/vdb-irl

Inverse reinforcement learning experiments from variational discriminator bottleneck (VDB) paper (https://openreview.net/pdf?id=HyxPx3R9tm)

Primary LanguagePythonGNU General Public License v3.0GPL-3.0

VDB IRL experiments

Implementation of Adversarial IRL (AIRL) with information bottleneck. Used in the Variational Discriminator Bottleneck (VDB) paper at ICLR.

Getting Set Up

  • Install rllab if not already. Try qxcv/rllab on the minor-fixes branch (which adds some missing hooks & addresses some bugs in the original RLLab).
  • Add folders multiple_irl, inverse_rl, and scripts to python path (to double check that this works, just try importing multiple_irl.envs from a python shell). The easiest way to do this is using the setup.py file in this directory, with pip install -e ..

When running scripts, you ought to run then directly from the root folder of the git repository.

Developing

The core algorithm is in `multiple_irl/models/shaped_irl.py.

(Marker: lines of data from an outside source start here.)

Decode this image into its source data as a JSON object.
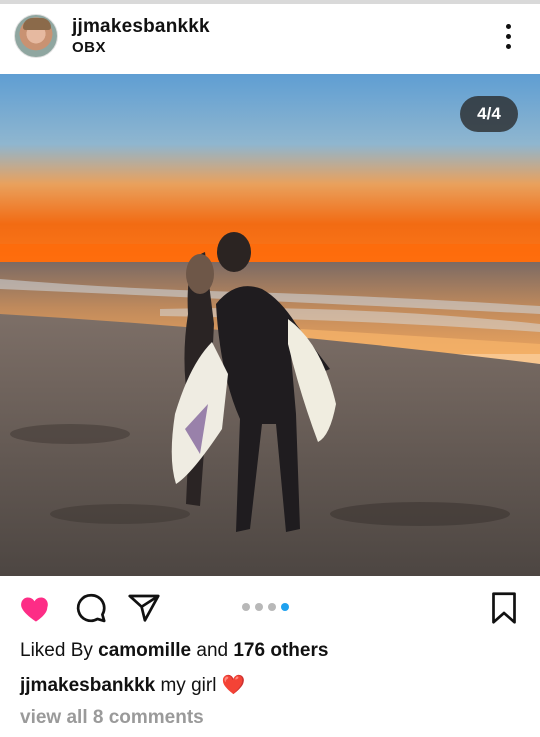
{
  "post": {
    "username": "jjmakesbankkk",
    "location": "OBX",
    "photo_counter": "4/4",
    "carousel": {
      "total": 4,
      "active": 4
    },
    "liked_by_prefix": "Liked By",
    "liked_by_user": "camomille",
    "liked_by_and": "and",
    "liked_by_others": "176 others",
    "caption_user": "jjmakesbankkk",
    "caption_text": "my girl",
    "caption_emoji": "❤️",
    "view_comments": "view all 8 comments"
  },
  "icons": {
    "more": "more-vertical-icon",
    "like": "heart-filled-icon",
    "comment": "comment-bubble-icon",
    "share": "paper-plane-icon",
    "save": "bookmark-icon"
  },
  "colors": {
    "like_active": "#fd2d86",
    "carousel_active": "#1fa1ef",
    "carousel_inactive": "#b8b8b8",
    "muted_text": "#9a9a9a"
  }
}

All the environments are in multiple_irl/envs: you can also find a comprehensive list of environments below in the README.

All the scripts are in scripts/scripts_generic. The scripts do the following:

  • data_collect.py: This script collects expert trajectories.
  • env_compare.py: This script trains an AIRL reward function on a single task.
  • env_retrain.py: Takes a trained AIRL reward function and uses it to train a new policy from scratch in an environment.